Start from $${s\choose n+k} = \frac{1}{2\pi i} \int_{|z|=\epsilon} \frac{1}{z^{n+k+1}} (1+z)^s \; dz.$$

This gives the following integral for the sum $$\frac{1}{2\pi i} \int_{|z|=\epsilon} \sum_{k=0}^r {r\choose k} \frac{1}{z^{n+k+1}} (1+z)^s \; dz \\ = \frac{1}{2\pi i} \int_{|z|=\epsilon} \frac{(1+z)^s}{z^{n+1}} \sum_{k=0}^r {r\choose k} \frac{1}{z^k} \; dz \\ = \frac{1}{2\pi i} \int_{|z|=\epsilon} \frac{(1+z)^s}{z^{n+1}} \left(1+\frac{1}{z}\right)^r \; dz \\ = \frac{1}{2\pi i} \int_{|z|=\epsilon} \frac{(1+z)^s}{z^{n+1}} \frac{(1+z)^r}{z^r} \; dz \\ = \frac{1}{2\pi i} \int_{|z|=\epsilon} \frac{(1+z)^{r+s}}{z^{r+n+1}} \; dz.$$

This last integral can be evaluated by inspection and is given by $$[z^{r+n}] (1+z)^{r+s} = {r+s\choose r+n}.$$ This obviously confirms the combinatorial proof, which is simple.

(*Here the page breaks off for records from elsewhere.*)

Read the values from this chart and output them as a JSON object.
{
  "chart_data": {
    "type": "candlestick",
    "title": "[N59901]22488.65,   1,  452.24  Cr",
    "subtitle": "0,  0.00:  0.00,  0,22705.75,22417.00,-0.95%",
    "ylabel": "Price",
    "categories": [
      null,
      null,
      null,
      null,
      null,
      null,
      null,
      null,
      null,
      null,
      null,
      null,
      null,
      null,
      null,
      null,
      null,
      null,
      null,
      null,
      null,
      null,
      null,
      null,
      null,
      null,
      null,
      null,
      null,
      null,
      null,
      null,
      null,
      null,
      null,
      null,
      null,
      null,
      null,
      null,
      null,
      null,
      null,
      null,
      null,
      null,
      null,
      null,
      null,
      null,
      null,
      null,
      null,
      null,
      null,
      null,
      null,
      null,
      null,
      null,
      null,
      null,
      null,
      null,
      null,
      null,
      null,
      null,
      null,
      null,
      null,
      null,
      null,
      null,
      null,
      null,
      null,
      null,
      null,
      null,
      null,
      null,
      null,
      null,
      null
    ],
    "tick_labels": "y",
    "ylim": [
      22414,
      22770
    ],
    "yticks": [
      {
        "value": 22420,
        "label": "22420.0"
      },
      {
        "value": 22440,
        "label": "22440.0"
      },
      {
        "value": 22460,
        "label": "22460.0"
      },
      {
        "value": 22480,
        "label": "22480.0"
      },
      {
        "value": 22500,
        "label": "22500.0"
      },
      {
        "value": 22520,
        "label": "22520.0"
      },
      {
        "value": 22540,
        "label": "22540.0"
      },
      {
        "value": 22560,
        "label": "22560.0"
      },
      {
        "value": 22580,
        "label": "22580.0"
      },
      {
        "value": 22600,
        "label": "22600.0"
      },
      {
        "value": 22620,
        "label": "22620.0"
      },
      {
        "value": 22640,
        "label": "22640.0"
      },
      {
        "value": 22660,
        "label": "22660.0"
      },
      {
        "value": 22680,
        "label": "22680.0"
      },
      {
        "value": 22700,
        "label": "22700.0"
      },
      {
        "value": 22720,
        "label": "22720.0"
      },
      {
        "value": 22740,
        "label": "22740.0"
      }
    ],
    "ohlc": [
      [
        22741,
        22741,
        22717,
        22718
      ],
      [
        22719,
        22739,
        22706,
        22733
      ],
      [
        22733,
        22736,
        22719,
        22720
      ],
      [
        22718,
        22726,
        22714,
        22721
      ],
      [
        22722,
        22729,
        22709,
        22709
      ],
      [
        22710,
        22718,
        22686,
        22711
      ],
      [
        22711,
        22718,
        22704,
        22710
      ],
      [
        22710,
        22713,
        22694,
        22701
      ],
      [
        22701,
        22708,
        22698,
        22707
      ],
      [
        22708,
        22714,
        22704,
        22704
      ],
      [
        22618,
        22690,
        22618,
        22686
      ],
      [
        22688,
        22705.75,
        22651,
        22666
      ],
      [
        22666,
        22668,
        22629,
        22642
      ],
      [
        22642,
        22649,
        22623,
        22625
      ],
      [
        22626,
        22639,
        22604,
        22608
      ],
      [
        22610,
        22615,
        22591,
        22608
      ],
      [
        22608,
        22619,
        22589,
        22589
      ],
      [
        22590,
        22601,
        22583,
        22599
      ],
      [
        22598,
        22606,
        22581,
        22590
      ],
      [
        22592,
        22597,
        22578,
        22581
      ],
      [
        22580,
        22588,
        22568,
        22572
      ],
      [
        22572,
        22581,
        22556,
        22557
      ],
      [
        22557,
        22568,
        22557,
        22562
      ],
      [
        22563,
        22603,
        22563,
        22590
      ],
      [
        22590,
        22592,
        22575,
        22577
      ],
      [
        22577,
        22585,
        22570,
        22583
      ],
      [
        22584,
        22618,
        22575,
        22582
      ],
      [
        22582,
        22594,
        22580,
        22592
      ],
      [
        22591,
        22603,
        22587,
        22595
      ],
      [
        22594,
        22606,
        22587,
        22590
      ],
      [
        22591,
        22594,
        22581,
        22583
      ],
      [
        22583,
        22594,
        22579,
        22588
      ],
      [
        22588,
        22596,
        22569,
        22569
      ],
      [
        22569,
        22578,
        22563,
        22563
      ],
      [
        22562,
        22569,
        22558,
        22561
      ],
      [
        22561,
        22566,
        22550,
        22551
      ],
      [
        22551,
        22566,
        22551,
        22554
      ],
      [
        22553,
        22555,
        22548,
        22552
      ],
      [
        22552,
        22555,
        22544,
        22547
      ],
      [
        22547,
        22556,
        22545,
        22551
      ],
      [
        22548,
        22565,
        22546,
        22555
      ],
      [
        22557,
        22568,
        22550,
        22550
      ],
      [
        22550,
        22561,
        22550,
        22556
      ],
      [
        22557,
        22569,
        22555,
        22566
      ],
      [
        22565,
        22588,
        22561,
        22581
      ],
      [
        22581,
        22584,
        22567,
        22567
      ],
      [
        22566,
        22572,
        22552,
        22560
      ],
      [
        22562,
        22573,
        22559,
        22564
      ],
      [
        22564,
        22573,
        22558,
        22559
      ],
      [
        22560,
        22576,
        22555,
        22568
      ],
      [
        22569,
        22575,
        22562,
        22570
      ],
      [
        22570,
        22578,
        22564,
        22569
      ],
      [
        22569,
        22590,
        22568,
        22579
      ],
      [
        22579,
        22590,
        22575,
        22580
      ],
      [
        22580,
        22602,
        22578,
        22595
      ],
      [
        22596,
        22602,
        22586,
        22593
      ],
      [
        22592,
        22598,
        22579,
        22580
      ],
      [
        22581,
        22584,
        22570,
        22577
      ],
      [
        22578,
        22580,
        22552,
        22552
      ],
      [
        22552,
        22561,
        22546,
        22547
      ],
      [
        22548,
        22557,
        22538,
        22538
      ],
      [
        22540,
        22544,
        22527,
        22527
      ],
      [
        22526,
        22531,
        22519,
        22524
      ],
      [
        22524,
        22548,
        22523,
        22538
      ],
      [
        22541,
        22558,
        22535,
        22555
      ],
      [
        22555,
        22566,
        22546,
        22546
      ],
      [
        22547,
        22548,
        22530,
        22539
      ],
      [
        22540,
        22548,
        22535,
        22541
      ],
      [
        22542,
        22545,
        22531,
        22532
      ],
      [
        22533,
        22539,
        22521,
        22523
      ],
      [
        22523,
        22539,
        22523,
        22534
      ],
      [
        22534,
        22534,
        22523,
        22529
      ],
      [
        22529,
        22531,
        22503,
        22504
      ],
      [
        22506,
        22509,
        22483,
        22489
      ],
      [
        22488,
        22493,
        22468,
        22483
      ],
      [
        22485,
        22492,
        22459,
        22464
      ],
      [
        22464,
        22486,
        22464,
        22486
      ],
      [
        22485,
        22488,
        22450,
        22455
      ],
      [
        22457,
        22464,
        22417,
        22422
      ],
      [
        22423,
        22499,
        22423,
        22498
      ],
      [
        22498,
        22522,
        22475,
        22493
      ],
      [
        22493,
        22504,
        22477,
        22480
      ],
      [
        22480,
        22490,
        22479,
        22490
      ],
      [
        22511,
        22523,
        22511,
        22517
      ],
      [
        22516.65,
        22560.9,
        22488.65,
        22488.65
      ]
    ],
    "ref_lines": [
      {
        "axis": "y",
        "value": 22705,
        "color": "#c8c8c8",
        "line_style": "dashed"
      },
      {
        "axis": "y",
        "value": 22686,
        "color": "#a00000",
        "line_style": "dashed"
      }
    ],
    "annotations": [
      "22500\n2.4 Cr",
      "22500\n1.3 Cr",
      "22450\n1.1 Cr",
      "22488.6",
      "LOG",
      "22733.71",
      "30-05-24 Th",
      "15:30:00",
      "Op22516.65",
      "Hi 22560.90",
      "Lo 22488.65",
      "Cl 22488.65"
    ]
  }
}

A trace as to when this method appeared on MSE and by whom starts at this MSE link.

Answer 2

Both sides are polynomials in $s$ (the terms of the series are zero when $k>r$), so it suffices to show they are equal when $s$ is a nonnegative integer.

Suppose that I have $s$ statesmen and $r$ robots. ${{s+r}\choose{n+r}}$ counts the number of ways that we can form a caucus with $n+r$ members.

But if our caucus has $n+k$ statesmen ($0\leq k \leq r$), then we must exclude exactly $k$ robots. So the number of such caucuses is ${r\choose k}{s \choose {n+k}}$.

Answer 3

Hint: $\binom{r}{k}=\binom{r}{r-k}$. How many ways can you choose $r+n$ persons out of $r$ men and $s$ women?